Akan tetapi, keinginan untuk mengirimkan calon terbaik ke Mahkamah Konstitusi semakin berkurang. Meningkatnya institutional legitimacy, dan peran penting yang dimainkan oleh Mahkamah, membuat MA cenderung tidak lagi mengirimkan calon terbaik menjadi Hakim Konstitusi.

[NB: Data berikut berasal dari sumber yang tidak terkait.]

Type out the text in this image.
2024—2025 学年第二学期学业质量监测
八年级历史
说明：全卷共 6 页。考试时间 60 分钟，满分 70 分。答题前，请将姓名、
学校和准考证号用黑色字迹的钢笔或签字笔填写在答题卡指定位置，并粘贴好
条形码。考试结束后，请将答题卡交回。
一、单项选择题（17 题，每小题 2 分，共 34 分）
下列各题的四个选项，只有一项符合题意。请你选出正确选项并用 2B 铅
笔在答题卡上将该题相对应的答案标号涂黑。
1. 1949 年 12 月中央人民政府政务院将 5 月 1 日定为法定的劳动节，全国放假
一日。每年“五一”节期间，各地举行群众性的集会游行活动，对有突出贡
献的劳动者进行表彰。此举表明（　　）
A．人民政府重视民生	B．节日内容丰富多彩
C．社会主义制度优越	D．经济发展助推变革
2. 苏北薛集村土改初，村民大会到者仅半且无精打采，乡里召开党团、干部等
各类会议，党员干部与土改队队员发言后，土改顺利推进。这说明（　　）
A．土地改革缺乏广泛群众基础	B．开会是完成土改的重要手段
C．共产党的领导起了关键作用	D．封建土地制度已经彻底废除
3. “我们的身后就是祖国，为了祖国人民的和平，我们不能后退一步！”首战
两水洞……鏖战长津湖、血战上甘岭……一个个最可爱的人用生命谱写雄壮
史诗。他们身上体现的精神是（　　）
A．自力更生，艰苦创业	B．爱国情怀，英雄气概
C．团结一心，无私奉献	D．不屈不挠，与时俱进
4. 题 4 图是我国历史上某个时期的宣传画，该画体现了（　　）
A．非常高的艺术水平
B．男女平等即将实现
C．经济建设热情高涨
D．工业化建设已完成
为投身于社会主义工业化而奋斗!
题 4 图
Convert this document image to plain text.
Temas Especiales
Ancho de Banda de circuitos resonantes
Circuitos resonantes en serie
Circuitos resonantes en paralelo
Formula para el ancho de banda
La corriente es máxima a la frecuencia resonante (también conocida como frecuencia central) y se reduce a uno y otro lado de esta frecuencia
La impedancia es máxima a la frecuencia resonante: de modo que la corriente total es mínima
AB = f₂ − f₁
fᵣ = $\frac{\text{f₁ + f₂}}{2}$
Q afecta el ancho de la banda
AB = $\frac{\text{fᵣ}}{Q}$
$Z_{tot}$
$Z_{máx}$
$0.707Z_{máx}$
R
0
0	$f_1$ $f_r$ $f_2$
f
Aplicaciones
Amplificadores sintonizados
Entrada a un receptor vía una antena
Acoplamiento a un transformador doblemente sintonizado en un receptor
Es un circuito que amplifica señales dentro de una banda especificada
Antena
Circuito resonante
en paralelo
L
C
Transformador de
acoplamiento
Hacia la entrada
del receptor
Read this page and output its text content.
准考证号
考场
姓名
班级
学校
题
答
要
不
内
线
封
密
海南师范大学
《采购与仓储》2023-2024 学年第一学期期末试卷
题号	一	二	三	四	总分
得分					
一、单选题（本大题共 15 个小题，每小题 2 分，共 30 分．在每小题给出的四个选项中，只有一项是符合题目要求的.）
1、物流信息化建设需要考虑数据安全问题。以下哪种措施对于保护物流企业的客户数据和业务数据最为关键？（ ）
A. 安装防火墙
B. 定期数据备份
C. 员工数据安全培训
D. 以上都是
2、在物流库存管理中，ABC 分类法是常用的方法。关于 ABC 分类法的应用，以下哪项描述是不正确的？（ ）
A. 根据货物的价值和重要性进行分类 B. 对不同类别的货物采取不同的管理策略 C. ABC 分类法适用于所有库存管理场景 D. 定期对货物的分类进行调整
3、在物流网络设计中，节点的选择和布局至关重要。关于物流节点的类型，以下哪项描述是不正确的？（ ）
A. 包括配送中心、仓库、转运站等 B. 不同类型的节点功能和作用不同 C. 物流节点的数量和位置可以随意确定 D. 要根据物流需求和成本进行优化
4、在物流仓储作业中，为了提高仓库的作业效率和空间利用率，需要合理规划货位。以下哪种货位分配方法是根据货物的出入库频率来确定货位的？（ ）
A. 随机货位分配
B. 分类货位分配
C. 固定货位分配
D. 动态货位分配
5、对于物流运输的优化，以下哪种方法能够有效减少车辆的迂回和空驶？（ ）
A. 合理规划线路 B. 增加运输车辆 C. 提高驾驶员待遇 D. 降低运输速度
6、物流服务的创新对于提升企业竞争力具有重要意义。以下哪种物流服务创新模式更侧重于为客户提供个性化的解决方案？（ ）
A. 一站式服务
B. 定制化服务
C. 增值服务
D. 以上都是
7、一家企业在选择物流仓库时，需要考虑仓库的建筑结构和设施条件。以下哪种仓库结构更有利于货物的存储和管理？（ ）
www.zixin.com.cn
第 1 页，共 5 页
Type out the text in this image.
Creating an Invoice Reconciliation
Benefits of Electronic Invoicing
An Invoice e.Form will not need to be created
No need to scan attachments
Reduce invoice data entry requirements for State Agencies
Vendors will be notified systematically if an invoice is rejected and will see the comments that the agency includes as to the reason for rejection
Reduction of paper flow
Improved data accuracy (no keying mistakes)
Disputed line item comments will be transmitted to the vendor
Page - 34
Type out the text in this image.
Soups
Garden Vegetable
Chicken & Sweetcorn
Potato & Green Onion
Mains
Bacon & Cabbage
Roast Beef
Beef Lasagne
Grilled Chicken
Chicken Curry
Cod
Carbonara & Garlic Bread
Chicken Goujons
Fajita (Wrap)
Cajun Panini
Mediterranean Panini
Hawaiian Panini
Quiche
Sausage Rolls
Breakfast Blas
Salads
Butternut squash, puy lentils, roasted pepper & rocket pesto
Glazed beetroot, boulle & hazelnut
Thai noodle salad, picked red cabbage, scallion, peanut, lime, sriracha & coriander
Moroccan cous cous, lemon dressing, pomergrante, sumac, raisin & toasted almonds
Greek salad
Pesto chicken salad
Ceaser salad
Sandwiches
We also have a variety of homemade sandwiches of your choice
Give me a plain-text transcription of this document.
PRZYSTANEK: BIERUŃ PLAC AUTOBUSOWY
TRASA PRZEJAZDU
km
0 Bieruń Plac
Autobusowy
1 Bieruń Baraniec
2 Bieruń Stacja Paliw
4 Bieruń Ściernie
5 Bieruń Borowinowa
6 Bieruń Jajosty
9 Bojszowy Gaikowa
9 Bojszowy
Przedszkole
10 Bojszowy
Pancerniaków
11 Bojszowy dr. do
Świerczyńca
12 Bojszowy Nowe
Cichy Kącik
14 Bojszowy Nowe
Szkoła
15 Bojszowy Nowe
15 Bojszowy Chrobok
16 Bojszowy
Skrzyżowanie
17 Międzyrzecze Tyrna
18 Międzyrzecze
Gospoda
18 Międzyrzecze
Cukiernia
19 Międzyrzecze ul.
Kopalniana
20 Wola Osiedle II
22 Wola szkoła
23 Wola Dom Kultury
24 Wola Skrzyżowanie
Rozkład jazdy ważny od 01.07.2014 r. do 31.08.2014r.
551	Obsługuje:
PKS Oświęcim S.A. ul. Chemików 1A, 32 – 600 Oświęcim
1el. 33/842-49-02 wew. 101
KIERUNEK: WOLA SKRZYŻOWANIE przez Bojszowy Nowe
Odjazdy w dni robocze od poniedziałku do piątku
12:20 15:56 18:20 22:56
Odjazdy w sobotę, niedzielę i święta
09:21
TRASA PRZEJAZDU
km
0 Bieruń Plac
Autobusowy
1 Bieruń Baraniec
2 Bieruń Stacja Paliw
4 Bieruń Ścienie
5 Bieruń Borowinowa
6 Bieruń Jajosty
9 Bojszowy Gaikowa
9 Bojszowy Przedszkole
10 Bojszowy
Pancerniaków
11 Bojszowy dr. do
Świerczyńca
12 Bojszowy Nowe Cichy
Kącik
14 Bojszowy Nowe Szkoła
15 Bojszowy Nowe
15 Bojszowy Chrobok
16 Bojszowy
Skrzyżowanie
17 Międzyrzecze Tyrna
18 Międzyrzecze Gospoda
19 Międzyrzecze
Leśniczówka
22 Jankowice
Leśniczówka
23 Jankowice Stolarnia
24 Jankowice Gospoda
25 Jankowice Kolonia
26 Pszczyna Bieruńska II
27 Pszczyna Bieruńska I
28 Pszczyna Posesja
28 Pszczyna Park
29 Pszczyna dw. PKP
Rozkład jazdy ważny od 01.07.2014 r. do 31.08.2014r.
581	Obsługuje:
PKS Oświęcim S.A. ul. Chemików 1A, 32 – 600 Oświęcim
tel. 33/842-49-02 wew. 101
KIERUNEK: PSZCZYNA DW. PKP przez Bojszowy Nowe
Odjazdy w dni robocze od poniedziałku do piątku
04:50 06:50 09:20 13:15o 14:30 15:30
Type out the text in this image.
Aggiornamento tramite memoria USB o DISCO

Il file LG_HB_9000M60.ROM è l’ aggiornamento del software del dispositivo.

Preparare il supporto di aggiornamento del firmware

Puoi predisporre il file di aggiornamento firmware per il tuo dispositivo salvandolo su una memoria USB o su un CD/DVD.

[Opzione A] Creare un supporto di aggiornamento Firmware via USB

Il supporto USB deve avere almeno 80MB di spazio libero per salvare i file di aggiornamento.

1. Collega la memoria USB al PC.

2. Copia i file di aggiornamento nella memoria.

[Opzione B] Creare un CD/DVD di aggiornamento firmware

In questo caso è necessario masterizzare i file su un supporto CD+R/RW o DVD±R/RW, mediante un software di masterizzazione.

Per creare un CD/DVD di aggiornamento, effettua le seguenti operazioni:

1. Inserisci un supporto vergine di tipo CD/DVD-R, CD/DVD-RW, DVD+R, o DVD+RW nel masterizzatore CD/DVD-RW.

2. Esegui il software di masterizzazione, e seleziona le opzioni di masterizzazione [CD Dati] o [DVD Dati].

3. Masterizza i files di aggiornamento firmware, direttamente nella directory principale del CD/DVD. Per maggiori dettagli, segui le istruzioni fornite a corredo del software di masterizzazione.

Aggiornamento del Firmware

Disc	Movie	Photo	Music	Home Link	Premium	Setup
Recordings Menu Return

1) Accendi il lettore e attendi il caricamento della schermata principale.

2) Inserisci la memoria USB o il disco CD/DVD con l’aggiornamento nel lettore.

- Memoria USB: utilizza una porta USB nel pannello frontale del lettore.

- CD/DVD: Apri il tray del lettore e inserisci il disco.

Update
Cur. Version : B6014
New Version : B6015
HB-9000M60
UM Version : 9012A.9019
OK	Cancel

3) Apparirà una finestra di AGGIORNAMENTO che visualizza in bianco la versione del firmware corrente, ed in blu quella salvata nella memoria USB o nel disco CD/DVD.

Sebagai seseorang yang mengerti perjalanan Mahkamah sejak berdirinya, dan telah “dididik” di Mahkamah hampir selama 10 tahun, institutional memory Mahkamah melekat di benak Fadlil sehingga tidak heran, Fadlil merupakan salah seorang yang paling banyak berdebat dengan para Hakim Konstitusi lainnya dalam Rapat Permusyawaran Hakim. Fadlil mungkin dianggap tidak menjadi “agen” yang baik bagi MA dalam memutus perkara yang berkaitan dengan kepentingan MA. Pada
Putusan 34/PUU-XI/2013, Mahkamah mengabulkan permohonan yang diajukan Antasari Azhar yang menyebabkan diperbolehkannya peninjaun kembali (PK) berulang di MA. Fadlil mendukung putusan ini dengan tidak menjadi dissenter.
Pada putusan lain yang berkaitan dengan pengujian formil UU Mahkamah Agung (UU 3/2009), yang salah satunya mengatur pasal krusial perubahan syarat pensiun dari 67 ke 70 tahun (berkaitan dengan keterpilihan Harifin Tumpa menjadi Ketua MA), Fadlil juga tidak menjadi “agen” yang baik dengan mendukung putusan mayoritas yang menyatakan pembentukan UU MA tidak memenuhi syarat formil, akan tetapi “demi asas kemanfaatan, UU tersebut tetap berlaku” (Putusan 27/PUU-VII/2009). Peran sebagai “agen” untuk melindungi MA, diperankan dengan baik oleh Arsyad Sanusi dan Muhamad Alim dengan menolak (dissenting) putusan ini dan berpendapat pembentukan UU Mahkamah Agung tersebut tidak melanggar syarat formil.
Independensi Fadlil untuk memutus sesuatu yang dia percayai, dan menempatkan dirinya berseberangan dengan institusi dimana ia berasal, mungkin kurang mendapat tempat di hati pimpinan MA.
Konon kabarnya, sifat Fadlil yang tidak suka “sowan” ke MA mungkin menjadi pertimbangan “ketidakpatuhan” Fadlil kepada institusi MA. Pada saat fit and proper test dilaksanakan di MA, Fadlil baru mendapat undangan untuk hadir 30 menit setelah waktu fit and proper test berlangsung. Fadlil baru tiba di MA satu jam setelah fit dan proper test selesai. Pada sore harinya, MA mengumumkan kedua calon Hakim Konstitusi untuk periode 2015-2020.
Sejarah institusional MK telah membuktikan bahwa Mahkamah memiliki peran yang sangat signifikan, tidak sekedar memberikan perlindungan konstitusional kepada setiap individual rakyat Indonesia akan tetapi juga sebagai penyeimbang kekuataan politik diantara institutisi konsitutional di Indonesia. Menyadari kekuatan politik yang berkecamuk pada saat ini, lembaga Mahkamah Konstitusi yang tidak sekedar profesional, tetapi berwibawa dan mandiri dalam memutus, merupakan hal yang diperlukan bangsa ini. Sayang, Mahkamah Agung melepaskan momentum baik untuk menentramkan Indonesia.